Thanks for this great library. I've discovered a reproducible crash partly in connection to this library. The invocation of println! in Rust causes a panic (and a crash if not caught) if Xcode launches an iOS app with an enabled debug connection, but then the connection is lost.

Steps To Reproduce

  1. Clone https://github.com/lukbukkit/swift-rust-bridge-println to your Mac
  2. Open the Xcode project SwiftRustBridgePrintln/SwiftRustBridgePrintln.xcodeproj
  3. Build the app two times to generate all required files
  4. Run the app on a physical iPhone
  5. Abort the debugging connection by disconnecting USB cables and enabling flight mode on the iPhone
  6. Wait until Xcode shows the alert "Lost connection to debugger"
  7. After 30 seconds, press the button to call a native Rust function, triggering the panic
  8. You should see the panic payload and backtrace on screen (as the panic was caught and didn't crash the app)

Screenshot

IMG_5957

Versions

macOS: Sonoma 14.6.1 Xcode: 15.4 iOS: 17.6.1

rustc: 1.18.0 swift-bridge: 0.1.57

chinedufn commented 2 months ago

Can you clarify why you believe that this crash is related to swift-bridge?

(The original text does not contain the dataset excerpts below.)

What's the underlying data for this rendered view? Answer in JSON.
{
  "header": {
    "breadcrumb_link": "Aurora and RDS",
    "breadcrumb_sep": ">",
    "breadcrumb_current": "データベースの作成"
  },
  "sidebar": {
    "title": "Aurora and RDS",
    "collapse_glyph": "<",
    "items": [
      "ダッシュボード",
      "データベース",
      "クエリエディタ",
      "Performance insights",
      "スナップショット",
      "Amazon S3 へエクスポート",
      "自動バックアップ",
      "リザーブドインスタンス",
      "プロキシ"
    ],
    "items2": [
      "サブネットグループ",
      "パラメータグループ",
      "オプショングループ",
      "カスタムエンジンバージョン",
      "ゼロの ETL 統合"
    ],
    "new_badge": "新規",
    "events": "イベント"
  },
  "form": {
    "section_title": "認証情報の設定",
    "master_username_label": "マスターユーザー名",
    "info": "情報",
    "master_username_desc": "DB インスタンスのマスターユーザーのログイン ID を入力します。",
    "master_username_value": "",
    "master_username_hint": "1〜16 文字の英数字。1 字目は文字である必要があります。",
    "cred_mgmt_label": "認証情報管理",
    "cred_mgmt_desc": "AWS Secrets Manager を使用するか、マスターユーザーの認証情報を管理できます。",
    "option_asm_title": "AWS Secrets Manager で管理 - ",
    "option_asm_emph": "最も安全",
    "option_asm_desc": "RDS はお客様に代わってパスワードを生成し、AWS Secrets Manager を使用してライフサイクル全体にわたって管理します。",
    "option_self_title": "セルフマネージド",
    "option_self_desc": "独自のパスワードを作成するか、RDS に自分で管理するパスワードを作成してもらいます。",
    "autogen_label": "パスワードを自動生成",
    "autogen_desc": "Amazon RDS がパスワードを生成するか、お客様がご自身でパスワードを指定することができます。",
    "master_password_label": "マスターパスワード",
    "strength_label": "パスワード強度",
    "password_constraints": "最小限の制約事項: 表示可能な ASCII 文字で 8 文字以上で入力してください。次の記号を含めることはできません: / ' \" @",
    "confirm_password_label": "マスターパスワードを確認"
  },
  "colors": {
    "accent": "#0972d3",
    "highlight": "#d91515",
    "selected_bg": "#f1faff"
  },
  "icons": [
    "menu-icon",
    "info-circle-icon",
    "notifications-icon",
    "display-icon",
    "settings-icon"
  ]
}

lukbukkit commented 2 months ago

Hi, you're probably correct that the cause of the crash is unrelated to swift-bridge. Where would you recommend reporting this issue? Is the rust-lang/rust repository the correct place?

chinedufn commented 2 months ago

Does the program crash if you write to stdout from Swift instead of Rust?

lukbukkit commented 1 month ago

No, Swift's internal print function does not cause a crash in these conditions. I've updated the example repository with comments to highlight the line that causes the crash.

chinedufn commented 1 month ago

Where would you recommend reporting this issue?

Hard to say without knowing the root cause.

You can do the following:

Add a pub extern "C" fn print_hello() { println!("hello") } to your Rust library. https://github.com/lukbukkit/swift-rust-bridge-println/blob/main/src/lib.rs

Add a void print_hello(void); to your BridgingHeader.h https://github.com/lukbukkit/swift-rust-bridge-println/blob/main/SwiftRustBridgePrintln/BridgingHeader.h

Replace your call to rust.hello() with a call to print_hello() rustApp.rust.hello(). This will make us sure about whether swift-bridge is involved.

If the println! panics, you can try going even more minimal and just writing a string to stdout and seeing if that panics.